Important Requirements

Your claim must:

  • Be made in writing (including online or by fax)
  • Include a clear reason for the reduction
  • Be submitted before 31 January following the end of the tax year
  • State what the adjusted payments should be

What Happens Next

  • Automatic processing: Most online claims are processed automatically
  • Acknowledgment: HMRC will send letter SA614 warning about interest charges if you reduce payments too much
  • Equal split: Any reduction is split equally between both payments on account
  • Interest risk: If you reduce too much and underpay, you’ll be charged interest from the original due dates

Important Warnings

  • Be realistic: Only reduce if you genuinely expect lower liability
  • Interest charges: You’ll pay interest on any shortfall from the original payment dates
  • Penalties: Fraudulent or negligent claims can result in penalties
  • Consider all income: You must consider your total expected liability from all sources, not just one income stream

The key is to make a reasonable estimate based on genuine changes to your circumstances – don’t just reduce because you can’t afford to pay the full amount, as this isn’t a valid reason under the rules.
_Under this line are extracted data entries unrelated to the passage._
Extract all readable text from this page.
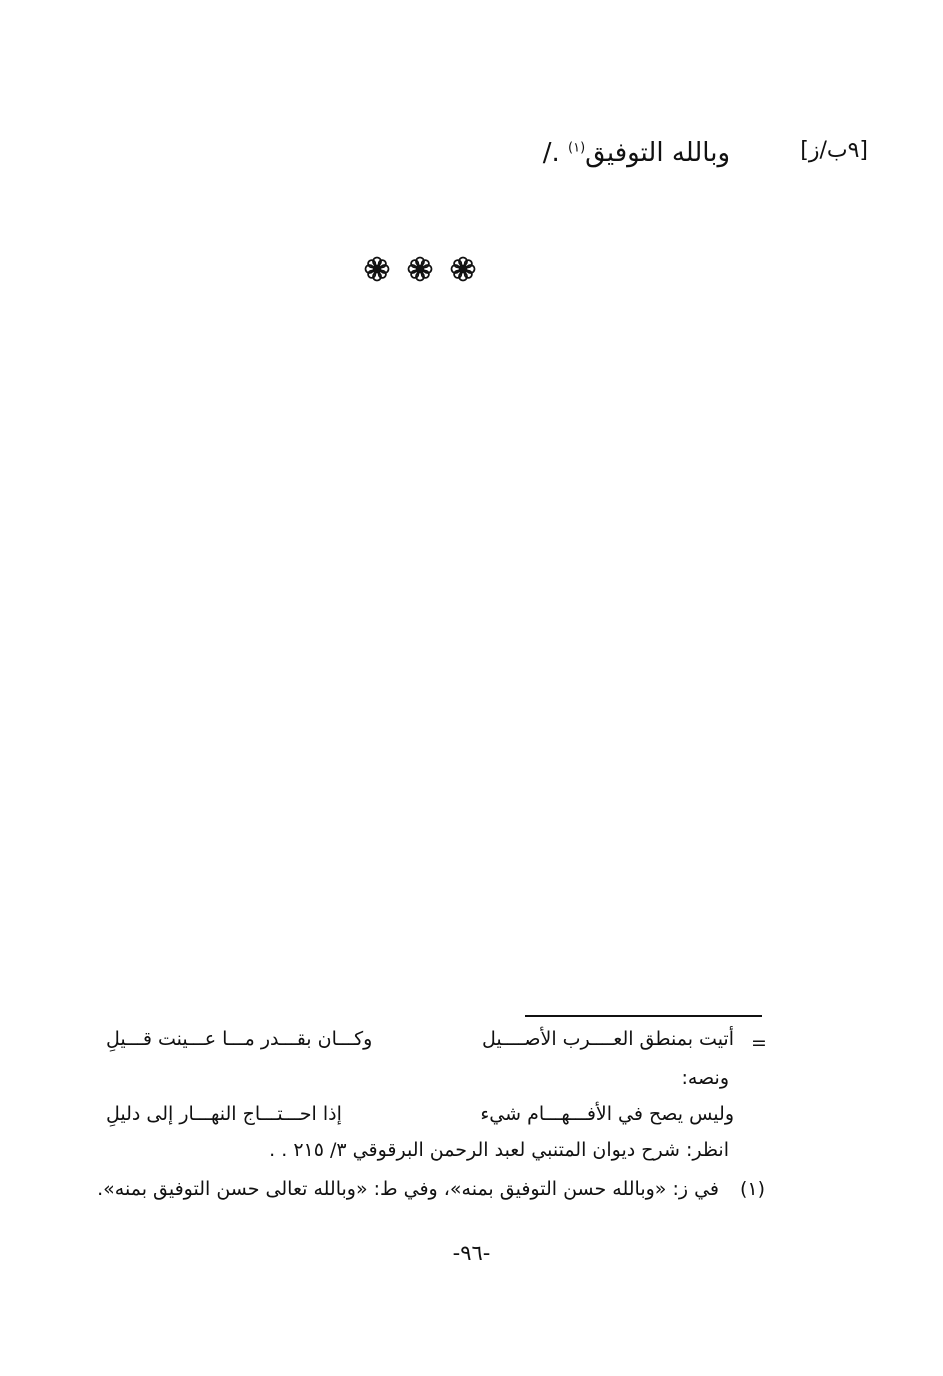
[٩ب/ز]
وبالله التوفيق$^{(١)}$ ./
=
وكـــان بقـــدر مـــا عـــينت قـــيلِ	أتيت بمنطق العــــرب الأصــــيل
ونصه:
إذا احـــتـــاج النهـــار إلى دليلِ	وليس يصح في الأفـــهـــام شيء
انظر: شرح ديوان المتنبي لعبد الرحمن البرقوقي ٣/ ٢١٥ . .
(١)
في ز: «وبالله حسن التوفيق بمنه»، وفي ط: «وبالله تعالى حسن التوفيق بمنه».
-٩٦-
HMRC Payments on Account explained

Payments on account are advance payments that taxpayers in the UK Self Assessment system make towards their expected income tax and National Insurance contributions for the current tax year, before their final liability is calculated.

How Payments on Account Work

Payments on account are calculated as half of the previous year’s tax and National Insurance liability, after deducting:

  • Capital Gains Tax
  • Tax already deducted at source
  • Underpayments transferred to PAYE
  • Student loan and postgraduate loan repayments
  • Class 2 National Insurance contributions

When Payments on Account are Due

There are two payments on account each year:

  • First payment: 31 January (before the end of the tax year)
  • Second payment: 31 July (after the end of the tax year)

When Payments on Account are Not Required

You don’t need to make payments on account if:

  • Your previous year’s total tax and National Insurance liability was less than £1,000
  • More than 80% of your previous year’s liability was deducted at source (like through PAYE)
  • You’re covered by certain other specific circumstances

Making Adjustments

If you believe your payments on account are too high or too low based on your expected income for the current year, you can make a claim to adjust them using form SA303. You must provide a valid reason, such as:

  • Your income has decreased
  • Your allowances or reliefs have increased
  • More tax will be deducted at source than in the previous year

Important Points

  • Any odd penny is added to the second payment
  • The payments are automatically calculated when your tax return for the previous year is processed
  • If your actual liability turns out to be different from your payments on account, any difference is settled through the “balancing payment” when you file your return
  • Interest may be charged if you reduce payments on account too much and end up owing money

This system helps spread your tax payments across the year rather than paying everything in one lump sum after filing your return.